Hidden, yet turbulent and ready to spill over the edge.
“I've been watching you all week, Chloe, waiting for the
right moment.”
“You could've seen me anytime.” Especially if he was one
of her father's employees. Maybe he was someone else, a guy
from town? His name was there on the edges of her mind,
just out of reach. There was something oddly familiar about
this guy's rough, sexy voice and wicked fingers.
He removed one hand from her hip and brushed the hair
from her neck. “I don't think visiting would've been wise.”
“Why not?” She gasped as his lips pressed against the
sensitive skin between her neck and shoulder.
He straightened behind her, letting his fingers drop
down to her hip. Silence stretched between them for one
intense moment before he responded. “Your father doesn't
like me very much.”
“Yeah, well. He doesn't like me very much right now
either. So I guess we can both be in the doghouse together.”

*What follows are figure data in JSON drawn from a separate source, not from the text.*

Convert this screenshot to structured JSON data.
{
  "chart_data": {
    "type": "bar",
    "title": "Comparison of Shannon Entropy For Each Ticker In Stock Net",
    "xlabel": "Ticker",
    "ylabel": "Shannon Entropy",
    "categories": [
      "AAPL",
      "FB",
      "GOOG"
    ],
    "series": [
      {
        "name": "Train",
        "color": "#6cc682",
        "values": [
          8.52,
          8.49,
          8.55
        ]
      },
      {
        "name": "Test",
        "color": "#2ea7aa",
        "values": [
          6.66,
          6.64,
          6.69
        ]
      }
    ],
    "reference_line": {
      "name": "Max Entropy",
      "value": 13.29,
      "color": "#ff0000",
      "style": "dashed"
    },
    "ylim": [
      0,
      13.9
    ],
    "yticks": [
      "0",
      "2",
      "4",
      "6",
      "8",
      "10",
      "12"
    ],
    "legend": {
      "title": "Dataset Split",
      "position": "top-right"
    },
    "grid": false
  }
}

“I'm sure you can think of a better place than a
doghouse.” He reached around her front and laced his fingers
with hers.
Heat surged in her core as the stranger guided her hands
up to the moonlight.
“Such beautiful fingers,” he whispered. “Do you still
play piano?”
This was one hell of a man, whoever he was. Chloe fought
down the urge to wrap herself around him and purr like a
cat. “No,” she said. Goodness, she hadn't touched a piano
since…forever.
“Pity.” He guided their hands around her middle and
tugged her back into his hips. His hard cock pressed
through their thin clothing and against her backside. “You
played very well.”
His heat penetrated her Cristal-induced haze, muddling
her thoughts. Chloe struggled to form a coherent thought.
“How do you know me?”
He kissed her neck. The soft press of his lips sent a
vibration of desire through her body, as if striking a piano
chord. Pulling her hands from his grasp, she gripped his
forearms and leaned on him for support.
“Do you really want to know?” Keeping his arms crossed
over her middle, he stroked her hips.
Chloe nodded.
Making a tsking noise, he curled his fingers
into her skirt, inching it up over her thighs. “Come now,
Chloe. I know when you're lying.”
“I'm not lying.”
Her skirt bunched around her waist, exposing her thong
and thigh-high tights. Her thoughts shattered as he ran his
fingers up her thigh. Chloe groaned and closed her eyes as
pleasure filtered through her body.
“Admit it. You're lying.” He nibbled her neck, making
her gasp with pleasure. “You find this exciting.”
She did. There was something about his voice, his scent,
something about him, that made her feel safe,
loved. “Yeah, I do.”
He ran his hand down her leg. “Then open up for me,
Chloe, and let yourself go. Show me the real you.”